Garcilaso de la Vega
(1503-1536)

     Nació este eminente poeta, gran señor por su  familia como por su ingenio, en la imperial ciudad de Toledo, en 1503, correspondiéndole por la elevada alcurnia de su casa el hábito de la orden de Alcántara.
     Desde muy joven siguió las banderas del Emperador Carlos Quinto, mostrando tales bríos y arrestos, que pronto se distinguió entre todos sus compañeros. Estuvo en casi todos los grandes hechos de armas de aquel glorioso reinado, habiéndose particularmente lucido en la defensa de Viena y en el sitio de Túnez, donde fue herido.
     Entonces se volvió a Nápoles, donde a pesar de sus eminentes servicios incurrió en la desgracia del Emperador, por haber protegido los amores de un sobrino suyo, que aspiraba a la mano de una dama que le era muy superior en jerarquía, por lo cual fue desterrado a una de las islas del Danubio, que con tanto donaire había de cantar.
     Mas no tardó en volver a la gracia del Emperador, dado que poco después le acompañaba en su expedición al Piamonte, en cuyo ejército tenía bajo su mando once banderas de infantería.
     Una vez derrotados los franceses y cuando ya se veían en retirada forzosa, el Emperador perseguía y daba caza; en esta operación ordenó la toma de una torre que se hallaba en un lugar cerca de Frejus, donde desesperadamente se defendían unos cincuenta franceses; Garcilaso fue de los primeros en subir, mas fue herido de una pedrada en la cabeza, y cayó. Lleváronle de allí a Niza, pero no sobrevivió sino veinte días a sus heridas, pues murió en dicho lugar a los treinta y tres años de edad. Era en 1536.
     El Emperador, indignado por la pérdida de uno de sus primeros oficiales, que tan joven era y tanto prometía, hizo pasar a cuchillo a todos aquellos franceses que le habían muerto.
     Pero si lo corto de su vida le impidió dar de sí todo lo que para la gloria de las armas habría podido, no fue ella tan corta para las letras, pues que ya en vida suya había recibido el título, que la posteridad le ha confirmado, de príncipe de los poetas castellanos.
     Sus obras eran conocidas de todo el mundo, y su autoridad tal, que el mismo Cervantes, que no tenía sobrada propensión al elogio, le consideraba como una de las más indiscutibles glorias de las letras patrias. Así, cuando el Licenciado Vidriera se partió para Italia, «los muchos libros que tenía los redujo a unas Horas de Nuestra Señora y un Garcilaso sin comento, que en las dos faldriqueras llevaba». Es decir, que al ingenioso licenciado le era imposible separarse de su gran poeta favorito.
     Otros autores han sido más o menos discutidos, y hasta se !es ha negado que fuesen verdaderos poetas, y sólo versificadores hábiles; pero la fama y renombre de Garcilaso han sido siempre y son de los más puros e indiscutidos.
     Es el primero de los poetas líricos castellanos, sin duda alguna, y representa por sí mismo uno de los géneros más en boga en nuestra literatura: el género bucólico, en el cultivo del cual llegó a tal altura que por nadie ha sido alcanzado.

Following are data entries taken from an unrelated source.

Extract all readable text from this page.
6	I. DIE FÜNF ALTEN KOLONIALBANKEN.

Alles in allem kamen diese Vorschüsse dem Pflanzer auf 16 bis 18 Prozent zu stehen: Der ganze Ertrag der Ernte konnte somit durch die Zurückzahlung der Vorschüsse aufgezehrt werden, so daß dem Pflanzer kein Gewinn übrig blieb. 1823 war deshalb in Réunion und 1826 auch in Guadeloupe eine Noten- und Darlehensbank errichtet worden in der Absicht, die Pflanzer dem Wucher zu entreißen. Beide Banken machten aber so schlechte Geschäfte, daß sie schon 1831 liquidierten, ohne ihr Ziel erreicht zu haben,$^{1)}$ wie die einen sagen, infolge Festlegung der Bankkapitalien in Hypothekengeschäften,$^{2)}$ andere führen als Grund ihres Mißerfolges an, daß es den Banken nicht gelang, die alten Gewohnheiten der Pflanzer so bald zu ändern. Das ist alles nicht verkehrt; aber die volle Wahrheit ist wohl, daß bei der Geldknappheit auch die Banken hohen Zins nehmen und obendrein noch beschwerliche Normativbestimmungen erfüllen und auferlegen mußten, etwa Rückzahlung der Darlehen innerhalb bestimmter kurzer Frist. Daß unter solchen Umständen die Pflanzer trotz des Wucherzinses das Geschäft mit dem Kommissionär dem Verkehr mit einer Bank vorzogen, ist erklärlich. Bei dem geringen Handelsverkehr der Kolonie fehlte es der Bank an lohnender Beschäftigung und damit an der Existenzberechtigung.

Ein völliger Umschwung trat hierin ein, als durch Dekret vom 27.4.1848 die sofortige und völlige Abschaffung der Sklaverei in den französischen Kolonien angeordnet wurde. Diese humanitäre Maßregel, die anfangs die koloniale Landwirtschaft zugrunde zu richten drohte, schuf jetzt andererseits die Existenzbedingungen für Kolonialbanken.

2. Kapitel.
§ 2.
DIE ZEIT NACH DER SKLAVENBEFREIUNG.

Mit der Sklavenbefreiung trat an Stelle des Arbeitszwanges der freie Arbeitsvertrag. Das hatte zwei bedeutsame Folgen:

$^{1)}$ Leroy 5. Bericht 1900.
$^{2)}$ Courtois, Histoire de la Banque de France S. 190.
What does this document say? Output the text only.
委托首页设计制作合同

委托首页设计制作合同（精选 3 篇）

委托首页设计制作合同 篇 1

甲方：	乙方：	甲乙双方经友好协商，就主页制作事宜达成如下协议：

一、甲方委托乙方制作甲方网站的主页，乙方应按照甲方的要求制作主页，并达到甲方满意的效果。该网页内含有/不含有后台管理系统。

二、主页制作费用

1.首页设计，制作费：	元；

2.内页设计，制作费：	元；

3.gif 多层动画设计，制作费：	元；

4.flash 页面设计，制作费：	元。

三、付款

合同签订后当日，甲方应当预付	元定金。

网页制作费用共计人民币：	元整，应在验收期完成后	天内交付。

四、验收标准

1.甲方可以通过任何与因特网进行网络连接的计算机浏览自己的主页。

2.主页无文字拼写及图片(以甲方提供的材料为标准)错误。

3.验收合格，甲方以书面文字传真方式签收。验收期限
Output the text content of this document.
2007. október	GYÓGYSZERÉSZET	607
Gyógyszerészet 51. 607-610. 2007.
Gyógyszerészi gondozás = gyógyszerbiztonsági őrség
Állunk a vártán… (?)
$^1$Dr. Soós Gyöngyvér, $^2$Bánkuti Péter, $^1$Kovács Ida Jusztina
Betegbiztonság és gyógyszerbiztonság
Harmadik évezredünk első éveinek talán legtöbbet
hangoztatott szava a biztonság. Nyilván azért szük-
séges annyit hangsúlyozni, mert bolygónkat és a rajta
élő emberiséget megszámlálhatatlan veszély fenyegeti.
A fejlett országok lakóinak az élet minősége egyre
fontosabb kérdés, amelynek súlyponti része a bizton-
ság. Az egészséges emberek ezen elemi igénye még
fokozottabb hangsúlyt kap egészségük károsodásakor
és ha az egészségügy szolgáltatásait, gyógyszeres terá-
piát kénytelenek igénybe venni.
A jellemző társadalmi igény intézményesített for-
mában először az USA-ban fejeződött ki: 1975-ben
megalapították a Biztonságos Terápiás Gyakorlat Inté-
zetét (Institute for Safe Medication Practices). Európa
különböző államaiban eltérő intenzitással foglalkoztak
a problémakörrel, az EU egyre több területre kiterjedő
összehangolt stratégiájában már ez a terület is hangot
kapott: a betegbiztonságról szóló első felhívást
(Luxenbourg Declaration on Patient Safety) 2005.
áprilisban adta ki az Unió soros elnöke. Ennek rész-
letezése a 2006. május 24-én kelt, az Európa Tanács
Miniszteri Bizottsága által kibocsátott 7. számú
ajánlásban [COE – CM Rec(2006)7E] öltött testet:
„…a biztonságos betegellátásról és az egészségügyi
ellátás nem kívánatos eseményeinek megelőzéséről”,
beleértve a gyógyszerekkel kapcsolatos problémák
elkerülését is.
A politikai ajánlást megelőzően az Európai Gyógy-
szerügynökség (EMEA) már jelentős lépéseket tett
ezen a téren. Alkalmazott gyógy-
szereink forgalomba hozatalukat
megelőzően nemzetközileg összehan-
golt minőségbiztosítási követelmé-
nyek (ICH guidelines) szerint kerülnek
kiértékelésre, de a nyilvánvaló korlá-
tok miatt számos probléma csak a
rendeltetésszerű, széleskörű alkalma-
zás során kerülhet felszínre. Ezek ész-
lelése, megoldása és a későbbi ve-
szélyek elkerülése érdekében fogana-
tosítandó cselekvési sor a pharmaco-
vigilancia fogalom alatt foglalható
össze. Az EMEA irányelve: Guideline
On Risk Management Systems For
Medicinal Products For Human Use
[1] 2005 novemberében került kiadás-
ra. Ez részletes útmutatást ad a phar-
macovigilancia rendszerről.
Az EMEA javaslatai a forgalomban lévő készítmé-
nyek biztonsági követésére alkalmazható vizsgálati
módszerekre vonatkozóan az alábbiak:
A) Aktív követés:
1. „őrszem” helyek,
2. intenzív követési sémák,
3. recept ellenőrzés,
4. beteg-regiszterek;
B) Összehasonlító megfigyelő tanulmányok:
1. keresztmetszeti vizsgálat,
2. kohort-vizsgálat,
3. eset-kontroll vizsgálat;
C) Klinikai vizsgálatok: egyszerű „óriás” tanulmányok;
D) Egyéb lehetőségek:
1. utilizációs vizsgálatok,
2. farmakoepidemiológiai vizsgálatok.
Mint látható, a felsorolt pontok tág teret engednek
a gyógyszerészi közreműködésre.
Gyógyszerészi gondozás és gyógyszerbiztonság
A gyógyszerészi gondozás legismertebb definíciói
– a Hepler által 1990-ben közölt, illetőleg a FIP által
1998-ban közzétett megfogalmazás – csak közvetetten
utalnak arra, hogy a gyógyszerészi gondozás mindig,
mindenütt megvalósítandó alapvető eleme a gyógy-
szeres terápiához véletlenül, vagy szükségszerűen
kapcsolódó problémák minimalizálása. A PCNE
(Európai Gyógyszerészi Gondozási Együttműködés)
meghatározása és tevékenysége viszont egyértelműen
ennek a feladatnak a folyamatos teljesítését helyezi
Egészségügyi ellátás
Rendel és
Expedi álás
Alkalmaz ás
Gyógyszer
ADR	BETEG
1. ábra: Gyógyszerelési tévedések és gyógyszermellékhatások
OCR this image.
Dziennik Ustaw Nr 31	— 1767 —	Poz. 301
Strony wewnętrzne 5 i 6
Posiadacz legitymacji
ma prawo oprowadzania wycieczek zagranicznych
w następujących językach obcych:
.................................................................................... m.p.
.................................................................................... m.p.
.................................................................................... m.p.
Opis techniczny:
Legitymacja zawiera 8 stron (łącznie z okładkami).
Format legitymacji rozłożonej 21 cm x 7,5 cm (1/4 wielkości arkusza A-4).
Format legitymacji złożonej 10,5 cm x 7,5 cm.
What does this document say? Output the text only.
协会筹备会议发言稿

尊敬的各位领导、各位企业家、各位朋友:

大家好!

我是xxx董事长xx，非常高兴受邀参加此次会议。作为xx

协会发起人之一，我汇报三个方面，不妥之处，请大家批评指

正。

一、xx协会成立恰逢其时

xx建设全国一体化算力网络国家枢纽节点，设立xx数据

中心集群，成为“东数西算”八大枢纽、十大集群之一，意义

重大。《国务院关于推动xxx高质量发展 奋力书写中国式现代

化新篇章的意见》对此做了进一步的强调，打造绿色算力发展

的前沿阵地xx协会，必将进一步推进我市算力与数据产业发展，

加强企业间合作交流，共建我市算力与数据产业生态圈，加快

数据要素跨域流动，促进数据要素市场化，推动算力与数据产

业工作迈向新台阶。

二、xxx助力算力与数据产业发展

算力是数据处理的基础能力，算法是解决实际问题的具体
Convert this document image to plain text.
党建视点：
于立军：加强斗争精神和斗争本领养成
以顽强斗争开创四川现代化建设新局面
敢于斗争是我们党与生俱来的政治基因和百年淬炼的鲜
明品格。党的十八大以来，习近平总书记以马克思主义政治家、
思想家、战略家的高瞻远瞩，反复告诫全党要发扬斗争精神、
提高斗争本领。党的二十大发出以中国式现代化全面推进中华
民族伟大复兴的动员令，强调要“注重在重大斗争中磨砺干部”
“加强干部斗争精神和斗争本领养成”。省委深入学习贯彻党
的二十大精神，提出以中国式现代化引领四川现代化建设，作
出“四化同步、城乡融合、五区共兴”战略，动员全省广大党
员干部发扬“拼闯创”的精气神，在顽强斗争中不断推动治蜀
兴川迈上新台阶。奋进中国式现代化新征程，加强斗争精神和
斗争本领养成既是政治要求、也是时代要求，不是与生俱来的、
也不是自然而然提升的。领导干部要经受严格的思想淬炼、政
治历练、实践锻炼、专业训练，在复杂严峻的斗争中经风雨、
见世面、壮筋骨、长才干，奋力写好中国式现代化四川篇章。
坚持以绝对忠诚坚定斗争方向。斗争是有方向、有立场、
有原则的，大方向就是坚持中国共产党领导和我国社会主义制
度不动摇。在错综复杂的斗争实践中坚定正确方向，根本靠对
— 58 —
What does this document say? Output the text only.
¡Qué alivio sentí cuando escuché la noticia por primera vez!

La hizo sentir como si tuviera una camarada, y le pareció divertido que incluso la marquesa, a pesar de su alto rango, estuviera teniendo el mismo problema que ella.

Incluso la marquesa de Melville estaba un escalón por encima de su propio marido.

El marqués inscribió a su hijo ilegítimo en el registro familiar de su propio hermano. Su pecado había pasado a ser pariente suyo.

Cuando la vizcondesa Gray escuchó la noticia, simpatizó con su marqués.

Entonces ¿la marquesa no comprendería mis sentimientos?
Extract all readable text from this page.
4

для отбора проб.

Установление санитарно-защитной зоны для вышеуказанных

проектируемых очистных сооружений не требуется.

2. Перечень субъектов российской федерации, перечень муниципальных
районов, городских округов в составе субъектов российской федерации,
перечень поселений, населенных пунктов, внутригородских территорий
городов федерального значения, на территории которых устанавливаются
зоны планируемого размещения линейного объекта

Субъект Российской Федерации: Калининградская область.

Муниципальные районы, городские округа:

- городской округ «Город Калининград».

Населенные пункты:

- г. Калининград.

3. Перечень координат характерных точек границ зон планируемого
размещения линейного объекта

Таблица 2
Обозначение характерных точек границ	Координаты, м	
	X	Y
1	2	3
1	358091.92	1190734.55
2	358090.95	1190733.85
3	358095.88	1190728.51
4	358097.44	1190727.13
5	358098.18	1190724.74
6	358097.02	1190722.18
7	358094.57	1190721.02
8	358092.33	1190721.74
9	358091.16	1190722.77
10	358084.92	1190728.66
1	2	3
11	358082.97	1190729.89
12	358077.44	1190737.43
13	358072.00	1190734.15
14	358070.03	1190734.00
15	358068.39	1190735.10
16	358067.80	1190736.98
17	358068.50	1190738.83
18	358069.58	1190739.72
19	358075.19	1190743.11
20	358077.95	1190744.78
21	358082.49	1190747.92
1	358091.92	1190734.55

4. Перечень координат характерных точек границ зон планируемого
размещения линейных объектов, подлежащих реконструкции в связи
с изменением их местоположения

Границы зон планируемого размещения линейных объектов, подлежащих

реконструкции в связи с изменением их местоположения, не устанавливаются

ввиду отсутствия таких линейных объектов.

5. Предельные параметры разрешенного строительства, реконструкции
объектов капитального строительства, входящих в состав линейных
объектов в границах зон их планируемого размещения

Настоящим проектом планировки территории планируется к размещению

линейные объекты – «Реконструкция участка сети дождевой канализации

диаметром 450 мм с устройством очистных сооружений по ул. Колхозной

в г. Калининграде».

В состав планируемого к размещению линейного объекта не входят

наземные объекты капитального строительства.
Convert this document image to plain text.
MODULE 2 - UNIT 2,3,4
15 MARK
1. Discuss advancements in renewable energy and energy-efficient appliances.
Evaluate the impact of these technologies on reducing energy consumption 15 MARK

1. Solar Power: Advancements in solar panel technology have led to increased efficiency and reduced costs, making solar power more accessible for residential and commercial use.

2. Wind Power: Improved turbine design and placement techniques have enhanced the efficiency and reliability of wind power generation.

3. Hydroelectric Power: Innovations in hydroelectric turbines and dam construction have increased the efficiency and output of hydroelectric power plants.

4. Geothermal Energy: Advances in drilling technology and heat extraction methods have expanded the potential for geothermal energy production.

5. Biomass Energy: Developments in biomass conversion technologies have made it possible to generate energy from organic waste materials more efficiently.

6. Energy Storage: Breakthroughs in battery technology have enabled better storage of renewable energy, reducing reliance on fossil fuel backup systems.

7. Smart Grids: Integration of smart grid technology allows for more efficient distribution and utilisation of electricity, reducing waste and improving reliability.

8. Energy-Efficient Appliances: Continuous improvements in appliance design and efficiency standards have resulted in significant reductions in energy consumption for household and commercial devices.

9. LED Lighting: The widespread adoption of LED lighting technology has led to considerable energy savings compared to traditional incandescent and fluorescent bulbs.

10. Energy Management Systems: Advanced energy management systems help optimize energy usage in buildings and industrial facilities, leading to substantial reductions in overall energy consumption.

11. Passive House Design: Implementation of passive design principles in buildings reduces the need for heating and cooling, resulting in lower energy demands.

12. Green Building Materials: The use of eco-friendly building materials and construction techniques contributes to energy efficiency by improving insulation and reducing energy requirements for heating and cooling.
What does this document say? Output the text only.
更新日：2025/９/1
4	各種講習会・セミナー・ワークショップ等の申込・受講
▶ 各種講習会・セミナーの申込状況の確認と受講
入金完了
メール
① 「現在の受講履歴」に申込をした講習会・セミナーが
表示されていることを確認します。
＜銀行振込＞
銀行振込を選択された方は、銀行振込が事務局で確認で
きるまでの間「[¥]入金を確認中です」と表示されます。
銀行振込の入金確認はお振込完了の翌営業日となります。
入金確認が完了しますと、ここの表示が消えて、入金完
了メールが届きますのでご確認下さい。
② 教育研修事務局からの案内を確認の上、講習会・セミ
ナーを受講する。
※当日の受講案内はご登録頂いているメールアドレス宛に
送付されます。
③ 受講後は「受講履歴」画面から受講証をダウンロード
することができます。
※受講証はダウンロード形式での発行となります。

(Antología de los mejores poetas castellanos, Rafael Mesa y López. Londres: T. Nelson, 1912.)


Garcilaso de la Vega
(1503-1536)

     Garcilaso de la Vega, the soldier-poet, was born at Toledo of a distinguished family. He served at the battle of Pavia and took part in several campaigns, winning the favor of Carlos V, and losing it through his supposed part in a conspiracy to mary his nephew to one of the Empress's maids-of-honor. After some months of imprisonment on an island in the Danube, he retired to Naples. In 1533 he visited Boscán in Spain. He was mortally wounded while storming the walls of Muy near Fréjus. He died at Nice and two years later was buried at Toledo. He shared in Boscán's Italian innovations of style and, in the few works that he left, is seen to surpass him. Las Obras de Boscán y algunas de Garcilasso de la Vega were first published at Barcelona in 1543. There is a good edition by Tomás Navarro Tomás in the series of Clásicos Castellanos (Madrid, 1911).


(Hispanic Anthology: Poems Translated from the Spanish by English and North American Poets, collected and arranged by Thomas Walsh. G. P. Putnam's Sons, New York, 1920).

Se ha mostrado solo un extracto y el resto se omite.